Emilia Perez ha appena vinto quattro premi ai Golden Globes 2025,  tra cui Miglior film musicale e Miglior film in lingua straniera ed è stata ampiamente apprezzata per la profondità e la complessità con cui ha interpretato il personaggio, contribuendo in modo significativo al successo del film. Le protagoniste sono state vestite da Yves Saint Laurent che ha anche partecipato alla produzione del film.

Yves Saint Laurent ha portato la sua maestria e il suo stile iconico sul grande schermo, vestendo Emilia Perez, il personaggio principale del film omonimo diretto da Jacques Audiard. Questo film, che mescola elementi di musical e commedia, racconta la storia di un boss del narcotraffico messicano che decide di cambiare completamente vita e identità, trasformandosi in una donna.

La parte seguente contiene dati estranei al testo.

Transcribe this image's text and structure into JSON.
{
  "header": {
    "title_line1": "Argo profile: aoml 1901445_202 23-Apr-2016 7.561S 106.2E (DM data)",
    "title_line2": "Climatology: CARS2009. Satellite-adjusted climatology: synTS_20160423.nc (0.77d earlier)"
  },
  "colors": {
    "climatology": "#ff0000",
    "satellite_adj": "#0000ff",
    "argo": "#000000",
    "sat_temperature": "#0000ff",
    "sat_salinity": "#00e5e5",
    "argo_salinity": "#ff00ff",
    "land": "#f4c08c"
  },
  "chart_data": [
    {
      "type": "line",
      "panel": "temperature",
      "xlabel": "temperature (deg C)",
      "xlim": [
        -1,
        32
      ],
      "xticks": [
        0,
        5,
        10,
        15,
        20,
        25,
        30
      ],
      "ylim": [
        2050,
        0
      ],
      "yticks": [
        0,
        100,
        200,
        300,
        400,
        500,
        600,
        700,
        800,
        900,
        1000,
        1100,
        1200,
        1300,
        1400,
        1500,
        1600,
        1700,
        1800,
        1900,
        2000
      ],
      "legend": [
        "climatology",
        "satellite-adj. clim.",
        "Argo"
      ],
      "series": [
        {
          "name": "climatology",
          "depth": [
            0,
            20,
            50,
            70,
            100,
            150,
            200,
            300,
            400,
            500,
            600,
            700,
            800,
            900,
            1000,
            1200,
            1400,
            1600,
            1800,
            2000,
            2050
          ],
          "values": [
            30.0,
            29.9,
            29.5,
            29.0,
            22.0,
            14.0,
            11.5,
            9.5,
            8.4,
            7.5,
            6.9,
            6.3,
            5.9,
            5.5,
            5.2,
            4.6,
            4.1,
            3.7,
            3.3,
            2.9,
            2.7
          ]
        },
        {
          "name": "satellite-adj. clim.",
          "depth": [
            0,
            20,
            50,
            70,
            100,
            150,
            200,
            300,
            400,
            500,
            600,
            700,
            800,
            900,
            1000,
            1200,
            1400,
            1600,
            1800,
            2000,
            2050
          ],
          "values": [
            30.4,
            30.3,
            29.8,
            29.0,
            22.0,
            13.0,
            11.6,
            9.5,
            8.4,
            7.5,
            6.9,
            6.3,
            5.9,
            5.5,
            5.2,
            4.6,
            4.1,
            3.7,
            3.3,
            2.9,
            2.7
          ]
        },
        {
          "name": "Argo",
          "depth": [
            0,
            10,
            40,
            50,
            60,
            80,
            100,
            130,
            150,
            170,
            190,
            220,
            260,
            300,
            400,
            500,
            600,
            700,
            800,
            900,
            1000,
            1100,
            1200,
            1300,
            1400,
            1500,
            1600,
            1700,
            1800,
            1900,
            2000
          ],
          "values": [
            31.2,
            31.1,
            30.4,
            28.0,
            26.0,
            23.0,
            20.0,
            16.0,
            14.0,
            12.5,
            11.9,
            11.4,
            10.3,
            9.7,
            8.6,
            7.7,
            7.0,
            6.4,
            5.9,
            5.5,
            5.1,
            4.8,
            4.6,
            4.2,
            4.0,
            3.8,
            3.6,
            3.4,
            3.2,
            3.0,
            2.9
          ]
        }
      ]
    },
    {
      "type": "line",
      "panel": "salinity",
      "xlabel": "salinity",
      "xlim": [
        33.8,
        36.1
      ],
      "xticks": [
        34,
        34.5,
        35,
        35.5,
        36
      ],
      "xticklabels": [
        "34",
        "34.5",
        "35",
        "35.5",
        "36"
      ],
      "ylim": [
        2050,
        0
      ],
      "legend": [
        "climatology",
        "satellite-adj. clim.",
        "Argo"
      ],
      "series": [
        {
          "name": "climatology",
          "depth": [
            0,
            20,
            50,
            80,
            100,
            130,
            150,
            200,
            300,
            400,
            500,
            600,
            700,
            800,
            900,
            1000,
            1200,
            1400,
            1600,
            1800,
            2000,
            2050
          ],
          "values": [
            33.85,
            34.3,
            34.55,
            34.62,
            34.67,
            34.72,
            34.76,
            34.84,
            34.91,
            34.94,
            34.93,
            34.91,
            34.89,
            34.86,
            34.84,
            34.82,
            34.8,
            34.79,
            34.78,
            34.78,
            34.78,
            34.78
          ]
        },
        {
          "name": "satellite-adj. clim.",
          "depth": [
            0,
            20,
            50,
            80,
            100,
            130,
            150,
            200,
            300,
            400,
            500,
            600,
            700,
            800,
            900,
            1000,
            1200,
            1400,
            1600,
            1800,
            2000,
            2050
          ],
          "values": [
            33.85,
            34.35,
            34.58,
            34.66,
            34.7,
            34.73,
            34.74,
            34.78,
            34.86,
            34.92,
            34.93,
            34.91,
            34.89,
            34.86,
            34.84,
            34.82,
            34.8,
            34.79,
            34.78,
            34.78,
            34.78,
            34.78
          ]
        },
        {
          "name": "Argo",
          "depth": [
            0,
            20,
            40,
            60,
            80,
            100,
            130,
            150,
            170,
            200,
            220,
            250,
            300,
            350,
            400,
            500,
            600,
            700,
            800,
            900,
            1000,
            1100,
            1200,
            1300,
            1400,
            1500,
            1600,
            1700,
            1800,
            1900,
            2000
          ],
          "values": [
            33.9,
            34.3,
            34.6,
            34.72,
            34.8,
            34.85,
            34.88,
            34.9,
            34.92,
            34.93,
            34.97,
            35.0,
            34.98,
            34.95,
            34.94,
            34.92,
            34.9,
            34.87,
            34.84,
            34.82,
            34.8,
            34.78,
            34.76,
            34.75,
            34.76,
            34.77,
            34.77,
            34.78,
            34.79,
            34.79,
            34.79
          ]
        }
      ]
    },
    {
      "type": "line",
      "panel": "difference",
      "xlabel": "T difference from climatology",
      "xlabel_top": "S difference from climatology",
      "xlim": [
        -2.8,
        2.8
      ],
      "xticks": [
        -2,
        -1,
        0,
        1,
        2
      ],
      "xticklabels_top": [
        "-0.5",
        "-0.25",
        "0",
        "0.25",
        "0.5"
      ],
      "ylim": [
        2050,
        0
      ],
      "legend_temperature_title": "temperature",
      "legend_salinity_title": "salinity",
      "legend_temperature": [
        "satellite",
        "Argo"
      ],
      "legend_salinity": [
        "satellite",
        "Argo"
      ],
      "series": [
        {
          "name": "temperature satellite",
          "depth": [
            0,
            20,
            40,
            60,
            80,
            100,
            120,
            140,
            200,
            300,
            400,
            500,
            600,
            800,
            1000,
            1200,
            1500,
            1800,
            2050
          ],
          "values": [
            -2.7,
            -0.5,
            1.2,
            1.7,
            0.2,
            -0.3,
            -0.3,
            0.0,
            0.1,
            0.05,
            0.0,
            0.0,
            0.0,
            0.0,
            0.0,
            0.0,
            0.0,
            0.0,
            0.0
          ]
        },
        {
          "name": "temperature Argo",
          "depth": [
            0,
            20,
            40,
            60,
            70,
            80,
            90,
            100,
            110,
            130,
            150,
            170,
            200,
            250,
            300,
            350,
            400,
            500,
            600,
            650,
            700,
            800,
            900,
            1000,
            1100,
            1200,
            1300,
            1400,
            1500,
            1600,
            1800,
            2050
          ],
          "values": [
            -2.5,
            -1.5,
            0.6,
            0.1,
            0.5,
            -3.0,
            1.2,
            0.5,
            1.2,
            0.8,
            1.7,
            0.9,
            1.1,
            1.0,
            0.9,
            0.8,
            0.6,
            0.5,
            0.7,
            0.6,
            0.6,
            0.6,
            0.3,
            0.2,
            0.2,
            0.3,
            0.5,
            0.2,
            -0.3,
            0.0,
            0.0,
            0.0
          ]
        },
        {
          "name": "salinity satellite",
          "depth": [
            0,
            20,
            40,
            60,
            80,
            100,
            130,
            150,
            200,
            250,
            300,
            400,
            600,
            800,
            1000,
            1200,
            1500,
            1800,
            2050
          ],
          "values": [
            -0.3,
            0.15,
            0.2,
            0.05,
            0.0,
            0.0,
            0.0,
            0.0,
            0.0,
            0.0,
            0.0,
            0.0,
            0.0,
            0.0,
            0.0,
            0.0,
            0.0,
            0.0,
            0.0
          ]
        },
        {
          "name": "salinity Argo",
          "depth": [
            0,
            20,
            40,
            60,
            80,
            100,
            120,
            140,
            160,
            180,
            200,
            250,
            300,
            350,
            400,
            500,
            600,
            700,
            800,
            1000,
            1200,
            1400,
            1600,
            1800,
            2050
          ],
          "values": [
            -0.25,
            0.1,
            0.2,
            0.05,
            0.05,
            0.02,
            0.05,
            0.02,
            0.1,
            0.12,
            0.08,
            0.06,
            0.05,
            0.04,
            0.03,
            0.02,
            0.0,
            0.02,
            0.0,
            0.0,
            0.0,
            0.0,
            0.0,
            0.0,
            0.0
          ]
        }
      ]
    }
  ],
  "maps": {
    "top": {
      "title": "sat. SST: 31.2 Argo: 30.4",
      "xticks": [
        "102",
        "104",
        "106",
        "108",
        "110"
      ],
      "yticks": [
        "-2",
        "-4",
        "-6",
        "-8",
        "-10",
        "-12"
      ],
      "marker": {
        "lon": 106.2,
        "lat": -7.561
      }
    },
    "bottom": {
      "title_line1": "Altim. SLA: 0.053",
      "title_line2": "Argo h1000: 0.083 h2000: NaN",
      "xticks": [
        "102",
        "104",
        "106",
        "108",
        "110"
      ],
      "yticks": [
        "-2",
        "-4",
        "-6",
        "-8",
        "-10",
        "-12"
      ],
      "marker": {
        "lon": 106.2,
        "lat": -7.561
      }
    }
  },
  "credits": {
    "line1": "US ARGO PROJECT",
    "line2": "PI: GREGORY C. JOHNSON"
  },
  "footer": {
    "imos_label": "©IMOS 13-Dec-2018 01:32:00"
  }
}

La collaborazione con Yves Saint Laurent è significativa, poiché il marchio, sotto la direzione creativa di Anthony Vaccarello, ha saputo enfatizzare l’essenza trasformativa e glamour del personaggio di Emilia Perez. Gli abiti scelti riflettono l’audacia, la sensualità e la forza che caratterizzano il personaggio, sottolineando il potere della moda nel raccontare storie complesse e identità in evoluzione.

Il film è un esempio perfetto di come la moda possa andare ben oltre il semplice vestire, diventando un elemento narrativo fondamentale in grado di amplificare il messaggio e contribuire al successo.